I think it is dangerous to look ourselves as a finished product. We're all works in progress- or we are ought to be. We're not some product that is to be advertised and if you don't happen to like it, we should see them as the enemy. I can easily understand why people can find some things about myself annoying- perhaps even many things. To be frank, I find many things about myself annoying. I can even understand if someone considers me as a person -utterly irritating. I hope they won't, but really why should I expect everyone to like me? Even more importantly, why should I expect someone to like every single thing about me? I don't like everything about myself. That doesn't mean I hate myself. That just mean that I choose not to see everything about me as worth attention.

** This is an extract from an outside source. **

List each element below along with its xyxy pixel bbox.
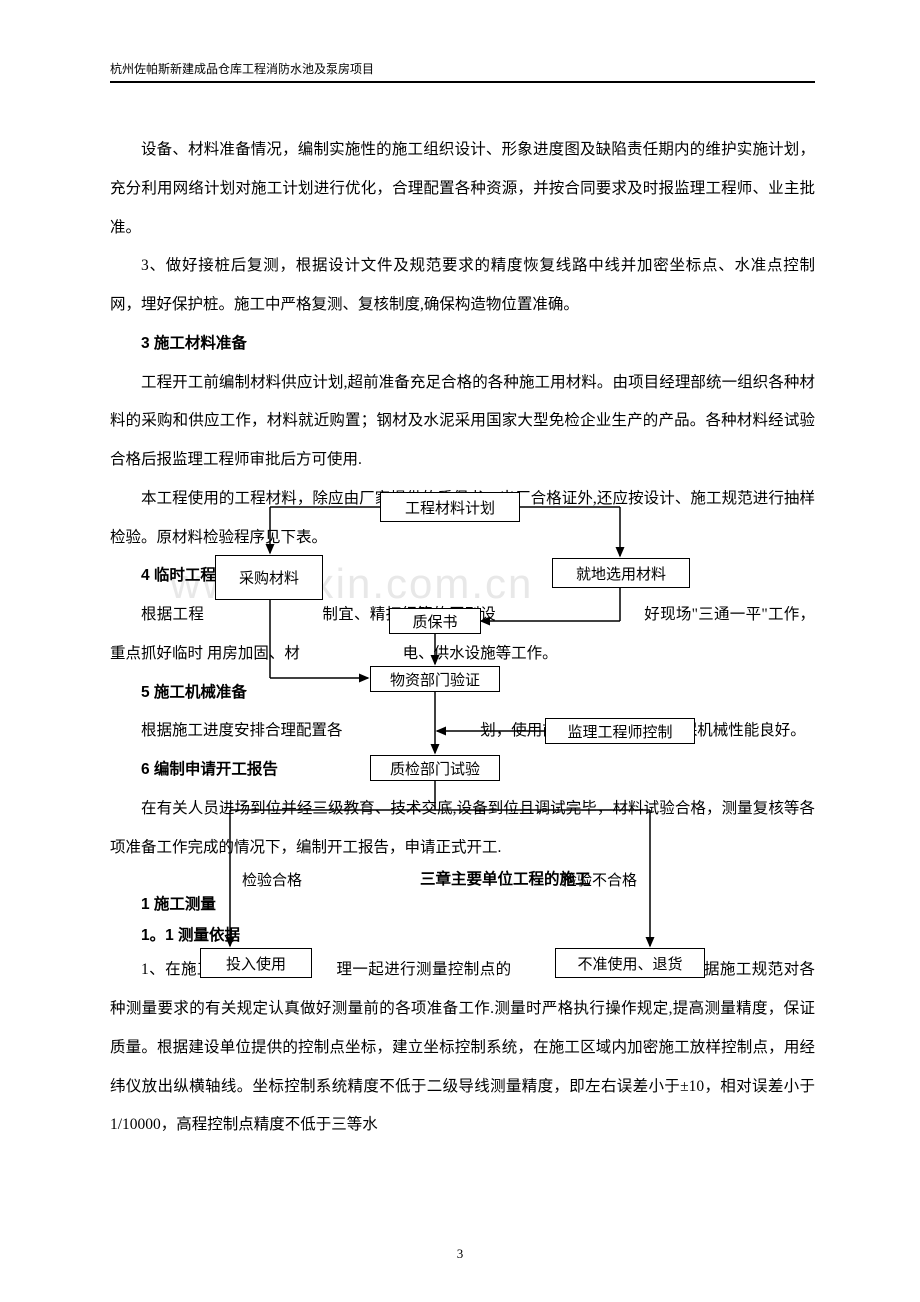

Hopefully, I should be able to say: 'I'm not my flaws and I don't need to be defined by them'. At any rate, I hope there is something good about me that might overweight the bad. It's a form of optimism perhaps. It comes from belief in ourselves, belief that tells us we can be so much more. This need not to be loved for everything we are, but for everything we might be. So, feel free to dislike my flaws- either by ignoring them or by criticism them. I don't need anyone to love everything about me. Especially, when I don't happen to love everything about myself. Nobody can convince me that I should. Having a healthy relationship with ourselves, shouldn't imply a complete lack of self-critique. I will not pretend that I have mastered the art of criticism. However, I will say that I would like to and that I hope that I will get better with it in time. I don't think that criticism is bad as such. It is what we do with it that matters. Take for example, literary criticism. Its sole purpose it to praise literature. It might say this book is a lesser work of this author, but at its core it is about praising writers and art. It is about showing to us why writing is important.
The art of criticism for me basically means knowing how to enforce the good and reduce the bad. Every teacher does this. We criticize our students because we want them to do better. We criticize them because we care about them. We should be careful with our criticism, but we shouldn't denounce it entirely. Criticism can actually be healing. The right kind of criticism. But it is hard to tell them apart, isn't it? The good and the bad kind of criticism. It is so hard people would rather not bother with it. But we must bother. We must care. We must question. If we are to be human beings. If we are to be sentient creatures. If we are to be more than a sum of our instincts and biology. We must care. We must love. We must allow ourselves to be hurt. It is the only way to live.